Memory And Design Advances From The AI Infra Summit

This article discusses memory and chip and system design talks at the 2025 AI Infra Summit in Santa Clara, CA by Kove, Pliops and Cadence.
John Overton from Kove gave a talk about their Linux based memory software that runs on any hardware and allows sharing memory between servers to increase memory utilization, CPU and GPU utilization. He pointed out that GPUs have been scaling as have CPUs, but conventional memory systems do not, leading to overprovisioning in servers and processing bottlenecks.
He said that Kove SDM software can be installed in a system in 15 minutes and allows unlimited memory accessed from virtualized elastic memory pools across servers and supports up to 64PiB of DRAM per process. He also said that the software can hide latency, making memory look local to a CPU, even when it isn’t. He said this can work across Infiniband and RoCE fabrics.
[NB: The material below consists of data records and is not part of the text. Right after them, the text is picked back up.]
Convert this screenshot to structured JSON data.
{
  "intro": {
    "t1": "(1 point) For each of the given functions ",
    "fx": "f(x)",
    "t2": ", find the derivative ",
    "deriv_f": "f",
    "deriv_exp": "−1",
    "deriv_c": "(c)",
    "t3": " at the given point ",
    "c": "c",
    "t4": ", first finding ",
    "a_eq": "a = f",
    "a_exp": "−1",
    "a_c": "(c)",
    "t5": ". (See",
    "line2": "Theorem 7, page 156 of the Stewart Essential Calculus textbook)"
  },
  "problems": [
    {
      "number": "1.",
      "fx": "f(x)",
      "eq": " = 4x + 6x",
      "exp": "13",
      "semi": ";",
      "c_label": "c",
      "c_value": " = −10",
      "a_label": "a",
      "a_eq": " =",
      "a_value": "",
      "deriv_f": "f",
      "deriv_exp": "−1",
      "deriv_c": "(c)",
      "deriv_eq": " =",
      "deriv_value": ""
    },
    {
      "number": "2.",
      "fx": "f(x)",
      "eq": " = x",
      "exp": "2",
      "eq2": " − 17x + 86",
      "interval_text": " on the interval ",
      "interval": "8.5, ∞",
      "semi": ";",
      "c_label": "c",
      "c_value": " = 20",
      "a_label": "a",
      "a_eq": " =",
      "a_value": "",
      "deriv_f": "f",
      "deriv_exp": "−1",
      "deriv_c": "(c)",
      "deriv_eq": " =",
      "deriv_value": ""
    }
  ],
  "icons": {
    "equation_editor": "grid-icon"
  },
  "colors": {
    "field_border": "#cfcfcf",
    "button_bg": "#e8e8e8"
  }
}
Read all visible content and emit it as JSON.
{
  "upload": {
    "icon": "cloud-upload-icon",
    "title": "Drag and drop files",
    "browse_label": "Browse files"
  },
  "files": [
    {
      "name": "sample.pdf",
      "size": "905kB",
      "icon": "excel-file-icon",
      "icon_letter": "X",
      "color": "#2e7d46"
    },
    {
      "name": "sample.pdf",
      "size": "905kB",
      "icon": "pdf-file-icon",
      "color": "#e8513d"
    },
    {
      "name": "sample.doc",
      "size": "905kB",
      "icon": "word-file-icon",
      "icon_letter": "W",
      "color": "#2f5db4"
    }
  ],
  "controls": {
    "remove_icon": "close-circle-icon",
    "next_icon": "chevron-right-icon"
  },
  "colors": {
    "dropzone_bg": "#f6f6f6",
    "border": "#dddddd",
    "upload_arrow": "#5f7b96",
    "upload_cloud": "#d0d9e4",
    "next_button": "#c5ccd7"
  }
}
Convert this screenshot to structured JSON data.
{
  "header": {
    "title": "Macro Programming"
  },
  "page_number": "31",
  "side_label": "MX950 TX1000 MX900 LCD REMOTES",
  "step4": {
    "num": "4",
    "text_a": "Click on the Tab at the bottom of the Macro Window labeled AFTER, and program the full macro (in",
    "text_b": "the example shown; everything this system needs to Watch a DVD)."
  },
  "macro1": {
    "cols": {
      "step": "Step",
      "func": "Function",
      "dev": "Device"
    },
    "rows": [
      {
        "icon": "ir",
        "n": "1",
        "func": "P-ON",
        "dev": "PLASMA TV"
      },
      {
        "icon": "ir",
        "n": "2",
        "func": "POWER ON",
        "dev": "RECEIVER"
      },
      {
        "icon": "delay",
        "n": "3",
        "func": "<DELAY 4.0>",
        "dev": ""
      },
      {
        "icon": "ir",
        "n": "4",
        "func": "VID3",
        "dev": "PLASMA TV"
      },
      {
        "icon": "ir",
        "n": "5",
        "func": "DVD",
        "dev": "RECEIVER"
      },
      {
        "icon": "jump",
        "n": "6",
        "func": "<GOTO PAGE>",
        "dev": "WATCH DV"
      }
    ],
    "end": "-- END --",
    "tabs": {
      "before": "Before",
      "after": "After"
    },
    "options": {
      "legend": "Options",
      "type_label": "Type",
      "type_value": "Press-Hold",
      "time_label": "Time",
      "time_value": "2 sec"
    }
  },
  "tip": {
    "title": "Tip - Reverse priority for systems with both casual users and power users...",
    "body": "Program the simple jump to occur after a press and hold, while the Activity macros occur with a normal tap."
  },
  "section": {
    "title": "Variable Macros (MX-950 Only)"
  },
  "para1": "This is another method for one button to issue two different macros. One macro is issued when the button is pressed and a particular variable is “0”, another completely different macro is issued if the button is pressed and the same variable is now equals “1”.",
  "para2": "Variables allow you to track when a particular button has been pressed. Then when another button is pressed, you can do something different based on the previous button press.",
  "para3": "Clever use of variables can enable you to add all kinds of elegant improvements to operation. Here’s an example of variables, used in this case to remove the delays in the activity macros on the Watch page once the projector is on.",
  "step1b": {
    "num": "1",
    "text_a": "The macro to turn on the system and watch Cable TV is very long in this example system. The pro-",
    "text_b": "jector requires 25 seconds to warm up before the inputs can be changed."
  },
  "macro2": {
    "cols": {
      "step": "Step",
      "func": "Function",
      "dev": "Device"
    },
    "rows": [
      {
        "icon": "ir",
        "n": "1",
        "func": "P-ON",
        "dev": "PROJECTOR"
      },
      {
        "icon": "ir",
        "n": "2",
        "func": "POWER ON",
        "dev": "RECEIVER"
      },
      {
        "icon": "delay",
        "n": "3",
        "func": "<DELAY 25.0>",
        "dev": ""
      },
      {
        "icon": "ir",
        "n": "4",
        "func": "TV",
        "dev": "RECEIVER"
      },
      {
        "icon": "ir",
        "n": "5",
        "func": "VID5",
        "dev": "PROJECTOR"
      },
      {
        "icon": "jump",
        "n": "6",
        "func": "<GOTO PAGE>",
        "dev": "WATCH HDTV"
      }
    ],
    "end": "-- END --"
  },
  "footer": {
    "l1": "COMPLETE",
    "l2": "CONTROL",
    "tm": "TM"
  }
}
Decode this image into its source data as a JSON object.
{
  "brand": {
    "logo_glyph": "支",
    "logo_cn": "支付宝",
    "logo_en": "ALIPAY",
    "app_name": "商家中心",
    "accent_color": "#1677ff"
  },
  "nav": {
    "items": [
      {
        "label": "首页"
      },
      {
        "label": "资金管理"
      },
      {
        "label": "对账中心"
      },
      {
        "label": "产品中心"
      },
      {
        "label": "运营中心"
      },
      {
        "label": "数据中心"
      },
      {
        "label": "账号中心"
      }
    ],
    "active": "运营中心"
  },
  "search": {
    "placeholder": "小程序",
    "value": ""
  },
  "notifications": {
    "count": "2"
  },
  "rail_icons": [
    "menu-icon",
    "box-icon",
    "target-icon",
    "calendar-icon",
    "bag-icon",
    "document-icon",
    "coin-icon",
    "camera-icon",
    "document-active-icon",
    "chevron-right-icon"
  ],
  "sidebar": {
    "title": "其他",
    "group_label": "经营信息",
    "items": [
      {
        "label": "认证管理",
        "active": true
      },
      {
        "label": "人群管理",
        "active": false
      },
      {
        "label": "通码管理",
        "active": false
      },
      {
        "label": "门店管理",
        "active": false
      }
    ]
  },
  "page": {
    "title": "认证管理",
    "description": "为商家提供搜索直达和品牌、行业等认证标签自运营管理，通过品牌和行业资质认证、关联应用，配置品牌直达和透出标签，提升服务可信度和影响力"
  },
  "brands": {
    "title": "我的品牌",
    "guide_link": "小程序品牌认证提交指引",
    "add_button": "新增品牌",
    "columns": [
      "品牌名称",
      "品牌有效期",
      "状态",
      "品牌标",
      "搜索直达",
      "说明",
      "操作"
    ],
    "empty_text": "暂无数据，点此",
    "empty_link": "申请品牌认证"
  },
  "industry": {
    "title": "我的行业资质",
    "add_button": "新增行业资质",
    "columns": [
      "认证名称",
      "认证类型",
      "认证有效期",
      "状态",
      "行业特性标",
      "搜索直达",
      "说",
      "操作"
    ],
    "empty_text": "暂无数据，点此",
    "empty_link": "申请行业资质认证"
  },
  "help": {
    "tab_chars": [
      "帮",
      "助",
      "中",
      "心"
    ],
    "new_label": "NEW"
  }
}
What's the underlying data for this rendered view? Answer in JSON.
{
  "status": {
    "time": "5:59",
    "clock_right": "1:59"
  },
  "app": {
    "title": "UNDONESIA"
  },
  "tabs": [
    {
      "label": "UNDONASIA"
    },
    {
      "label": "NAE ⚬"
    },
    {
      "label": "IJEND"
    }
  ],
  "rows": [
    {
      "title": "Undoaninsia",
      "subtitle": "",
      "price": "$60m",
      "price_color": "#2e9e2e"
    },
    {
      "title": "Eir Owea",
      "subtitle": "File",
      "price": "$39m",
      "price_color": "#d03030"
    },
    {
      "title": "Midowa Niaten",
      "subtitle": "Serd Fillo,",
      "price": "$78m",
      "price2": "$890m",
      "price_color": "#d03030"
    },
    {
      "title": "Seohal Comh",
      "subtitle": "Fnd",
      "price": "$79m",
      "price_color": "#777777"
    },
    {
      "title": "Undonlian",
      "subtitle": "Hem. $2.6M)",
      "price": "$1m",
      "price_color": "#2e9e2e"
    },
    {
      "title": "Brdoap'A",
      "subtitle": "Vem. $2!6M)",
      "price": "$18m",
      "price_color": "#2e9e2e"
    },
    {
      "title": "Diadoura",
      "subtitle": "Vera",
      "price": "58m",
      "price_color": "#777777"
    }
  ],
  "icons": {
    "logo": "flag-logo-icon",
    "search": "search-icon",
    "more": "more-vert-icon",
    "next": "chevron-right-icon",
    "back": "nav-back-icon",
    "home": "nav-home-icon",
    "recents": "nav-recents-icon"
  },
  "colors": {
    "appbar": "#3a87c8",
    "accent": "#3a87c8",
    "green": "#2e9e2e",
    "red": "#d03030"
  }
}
In particular he said Kove SDM can hide latency between memory that is over 150m away. The image below shows the resulting AI performance improvements.
Kove AI performance improvements
Kove
He said that for AI inference, with Kove it can run 3-5X faster and that this had been shown working with partners such as Redhat and SuperMicro to show key-value, KV, cache at scale. These are results from benchmarks using Redis and Valkey. The slide below summarizes their claims for ROI improvements using Kove. He also said it can improve vector search and enable larger concurrent processing.
Kove SDM return on investment
Kove
Pliops was showcasing its XDP LightingAI at the Summit, a GenAI native memory stack to power interfence and retrieval workloads for hyperscale and enterprise applications. The product consists of an ASIC, the Extreme Data Processor, XDP, a software stack and distributed nodes and uses a GPU-initiated Key-Value I/O interface.
According to Pliops, deploying Pliops XDP LightningAI in data centers offers significant cost savings. Instead of needing four times as many GPU servers to support 4X more users for LLM inferencing, you can maintain your existing GPU infrastructure and add XDP LightningAI servers. This results in a 67% optimization in rack space, a 66% reduction in power consumption, 58% annual OpEx savings, and a 69% decrease in initial investment costs.
Pliops is collaborating with Tensormesh, inference optimization software. The company says combining LightningAI memory acceleration with Tensormesh’s shared KV cache architecture results in fast time-to-first token and GPU savings across multi-GPU clusters.
Another interesting talk was that of Charles Alpert from Cadence. Cadence is an electronic design software company that enables device and system simulation and has been doing this for decades. He spoke about the various challenges in AI infrastructure as shown in the slide below. These include energy consumption—driving GW data centers, thermal management and the time to operationalize that infrastructure.
AI infrastructure challenges
Cadence
He talked about how this can be improved by adding AI for design to design for AI to create continuous improvements in data centers and the devices that work with them in a virtuous cycle. Cadence has tools for data center design as well as its traditional semiconductor design and in semiconductors their tools can also work with 3D stacks of die and include Multiphysics digital twin simulation. He said that over half the chips built today use AI technology and that this will accelerate to 90% in the next few years using agentic AI as shown below.
AI driven chip design trends
Cadence
Agentic AI should lead to levels of autonomous design, similar to those used for talking about autonomous driving as shown below. In his talk he went into detail on each of these levels for increasing autonomy.
Levels of autonomous chip design
Cadence
He also talked about how these new EDA tools with multi-physics capability will enable designing 3D devices made from stacking semiconductor die, often called heterogeneous integration as shown in the figure below. Doing this requires massive system level integration and is resource intensive.
AI driven 3D die integration design
Cadence
In particular he pointed out that these 3D workloads will benefit from improvements in the number and capability of GPUs.
Last year Cadence announced its Palladium Emulator, shown below. Jensen Huang from Nvidia called it an essential tool for designing NVIDIA’s most advanced chips, including the Blackwell series.
Cadence Palladium emulator
Cadence
Cadence has expanded this technology beyond chip design towards creating digital twins of data centers including all the functional components. Their Millennium M2000 system enables much faster chip design as well as system design. These are tools for Cadence’s Digital Twin Ecosystem for data center design as shown below.
Cadence Reality digital twin ecosystem
Cadence
Kove talked about massive memory sharing to accelerate AI inference, Pliops was showing their AI-native memory stack and Cadence talked about complete digital twin data center design at the 2025 AI Infra Summit.